I arrived at the lagoon this evening at about 6.15pm as the sun was beginning to go down and tint the sky rose pink. There was not the slightest breath of a breeze, the sea and the surface of the lagoon were almost perfectly flat and the reeds motionless. I heard the calls of Cetti’s Warblers, two of them that seemed to be communicating, saw Chiffchaffs aplenty amongst the reeds,watched White Wagtails dart after flies from perches on reed stems and Crag Martins that skimmed close over the water. But although the light was beginning to fade, there were no Egrets.

A sunlit Cormorant flying to roost

I watched the sky and saw Starlings set off for their roosts, Cormorants in ones and twos passed by hurriedly on their way across to theirs, somewhere upriver and then a single Egret heading my way. It flew in as though to land, but then looped around and flew back in the direction it had come from. Three birds together then did exactly the same thing, then three more. I was baffled by this, wondering if perhaps the water-level, which is very high at the moment, had covered the bank they roost on and forced them to seek alternative accommodation.

Cattle Egret - Bubulcis ibis

Then suddenly they began to arrive in larger groups, flying in quite fast then parachuting down at speed to settle amongst the reeds on the banks of the lagoon like large snowflakes.

A group flying in, legs extended, preparing to drop down to land

The first arrivals were landing in reeds in front of the buildings on the outer edge of the port; although closer to people, this is probably the most sheltered spot. As more arrived, some were slotting amongst those already there while others were spreading further round the bank. In a matter of two minutes the concentration of birds trebled and the noise level increased as the birds jostled for position. I thought back to the birds I had seen earlier and though it possible that they had turned back to wait until a number of birds had settled, seeking the greater safety and security of a large group.

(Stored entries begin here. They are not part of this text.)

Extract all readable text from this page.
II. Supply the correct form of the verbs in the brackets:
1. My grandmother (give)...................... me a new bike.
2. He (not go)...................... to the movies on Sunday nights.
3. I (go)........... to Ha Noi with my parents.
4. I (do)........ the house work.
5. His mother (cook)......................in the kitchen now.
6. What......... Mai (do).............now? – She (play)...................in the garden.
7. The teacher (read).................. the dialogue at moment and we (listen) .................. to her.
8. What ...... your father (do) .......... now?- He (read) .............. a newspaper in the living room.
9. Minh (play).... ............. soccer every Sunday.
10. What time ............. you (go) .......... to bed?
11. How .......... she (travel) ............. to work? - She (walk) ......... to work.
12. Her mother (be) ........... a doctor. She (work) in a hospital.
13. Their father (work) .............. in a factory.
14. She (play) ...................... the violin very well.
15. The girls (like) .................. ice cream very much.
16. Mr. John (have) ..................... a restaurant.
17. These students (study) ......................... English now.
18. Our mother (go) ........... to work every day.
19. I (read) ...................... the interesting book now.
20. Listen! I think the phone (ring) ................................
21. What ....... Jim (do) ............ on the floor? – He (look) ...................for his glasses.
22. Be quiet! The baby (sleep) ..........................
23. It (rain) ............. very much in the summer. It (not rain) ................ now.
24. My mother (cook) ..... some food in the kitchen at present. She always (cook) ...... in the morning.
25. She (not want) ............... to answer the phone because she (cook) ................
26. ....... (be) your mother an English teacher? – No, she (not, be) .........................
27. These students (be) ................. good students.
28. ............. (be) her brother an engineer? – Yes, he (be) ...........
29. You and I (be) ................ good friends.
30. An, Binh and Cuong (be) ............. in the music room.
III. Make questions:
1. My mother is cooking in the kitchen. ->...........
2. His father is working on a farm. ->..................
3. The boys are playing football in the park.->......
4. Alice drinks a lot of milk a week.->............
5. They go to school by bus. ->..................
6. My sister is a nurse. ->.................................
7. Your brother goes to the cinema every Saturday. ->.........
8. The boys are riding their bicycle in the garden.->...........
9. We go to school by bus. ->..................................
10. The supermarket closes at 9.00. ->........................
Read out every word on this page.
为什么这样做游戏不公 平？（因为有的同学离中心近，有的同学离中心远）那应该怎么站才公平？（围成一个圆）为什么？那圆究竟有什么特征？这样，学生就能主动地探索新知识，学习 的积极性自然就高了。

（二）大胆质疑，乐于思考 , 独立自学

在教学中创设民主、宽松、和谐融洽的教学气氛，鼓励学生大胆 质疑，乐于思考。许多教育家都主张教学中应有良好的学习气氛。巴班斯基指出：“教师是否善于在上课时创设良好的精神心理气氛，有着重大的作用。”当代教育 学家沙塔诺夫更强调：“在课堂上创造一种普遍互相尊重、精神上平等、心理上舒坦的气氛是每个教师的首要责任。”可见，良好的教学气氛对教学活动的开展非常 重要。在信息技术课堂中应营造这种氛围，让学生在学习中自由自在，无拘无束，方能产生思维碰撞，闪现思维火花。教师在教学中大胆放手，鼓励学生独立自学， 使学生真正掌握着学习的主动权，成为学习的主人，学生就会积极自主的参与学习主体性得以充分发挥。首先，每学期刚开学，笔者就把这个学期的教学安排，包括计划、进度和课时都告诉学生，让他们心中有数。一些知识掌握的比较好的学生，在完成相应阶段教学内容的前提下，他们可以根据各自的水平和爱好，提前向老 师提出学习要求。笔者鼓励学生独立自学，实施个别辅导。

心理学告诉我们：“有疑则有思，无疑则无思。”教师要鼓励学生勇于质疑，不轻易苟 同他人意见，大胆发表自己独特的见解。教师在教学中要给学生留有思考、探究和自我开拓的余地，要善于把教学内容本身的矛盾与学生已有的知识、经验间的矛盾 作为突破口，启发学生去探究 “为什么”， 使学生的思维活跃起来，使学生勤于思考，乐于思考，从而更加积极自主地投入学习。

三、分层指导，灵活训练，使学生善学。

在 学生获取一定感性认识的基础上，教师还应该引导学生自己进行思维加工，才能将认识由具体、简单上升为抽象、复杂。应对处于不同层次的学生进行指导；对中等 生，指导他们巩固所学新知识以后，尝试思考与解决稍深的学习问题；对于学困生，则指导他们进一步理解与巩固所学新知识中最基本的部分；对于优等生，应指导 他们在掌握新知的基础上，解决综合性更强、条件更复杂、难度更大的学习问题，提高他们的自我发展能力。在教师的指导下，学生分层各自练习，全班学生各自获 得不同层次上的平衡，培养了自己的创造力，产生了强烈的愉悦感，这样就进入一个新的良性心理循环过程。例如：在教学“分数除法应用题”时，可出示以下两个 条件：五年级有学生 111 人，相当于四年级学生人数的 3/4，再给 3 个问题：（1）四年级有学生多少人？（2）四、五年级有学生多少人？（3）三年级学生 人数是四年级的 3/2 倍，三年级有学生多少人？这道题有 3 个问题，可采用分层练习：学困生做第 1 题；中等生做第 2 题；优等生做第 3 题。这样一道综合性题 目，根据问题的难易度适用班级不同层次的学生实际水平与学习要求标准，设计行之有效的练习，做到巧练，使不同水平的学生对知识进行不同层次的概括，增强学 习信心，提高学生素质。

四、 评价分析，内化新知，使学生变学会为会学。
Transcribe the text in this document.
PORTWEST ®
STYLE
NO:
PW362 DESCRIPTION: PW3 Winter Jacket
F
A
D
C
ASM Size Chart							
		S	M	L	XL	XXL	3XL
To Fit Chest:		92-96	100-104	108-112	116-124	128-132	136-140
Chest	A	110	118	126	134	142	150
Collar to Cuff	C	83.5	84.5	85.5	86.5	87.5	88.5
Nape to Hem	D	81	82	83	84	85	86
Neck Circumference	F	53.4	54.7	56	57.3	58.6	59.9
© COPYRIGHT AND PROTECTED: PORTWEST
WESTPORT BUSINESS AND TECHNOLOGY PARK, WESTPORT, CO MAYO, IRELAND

After two or three minutes the covering of birds had begun to thicken - there are about 150 of them in this initial stretch close to the front of buildings and sea wall

After a few minutes of watching I decided to walk a little further around the board-walk to try to find a clearer view and was surprised to discover a second, quite separate roost behind a flooded area of the reed bed that backs directly onto the beach.

A second roost, backing on to the beach

There were a smaller number of birds here, but still about 200-250 individuals.

By 6.50pm the majority of the birds had arrived, although there were still small groups of new arrivals dropping in from the darkening sky

I stayed until it was almost dark and the birds were beginning to settle, although late arrivals set up protests and a few shifts of position. I’m not the best at counting large numbers of birds, but from rough counts from my photographs I would say there were at least five – six hundred birds in the two roosts, maybe even more. I have witnessed the sight on several occasions and it is always one worth making the effort to watch, even when it is as cold as it was last night.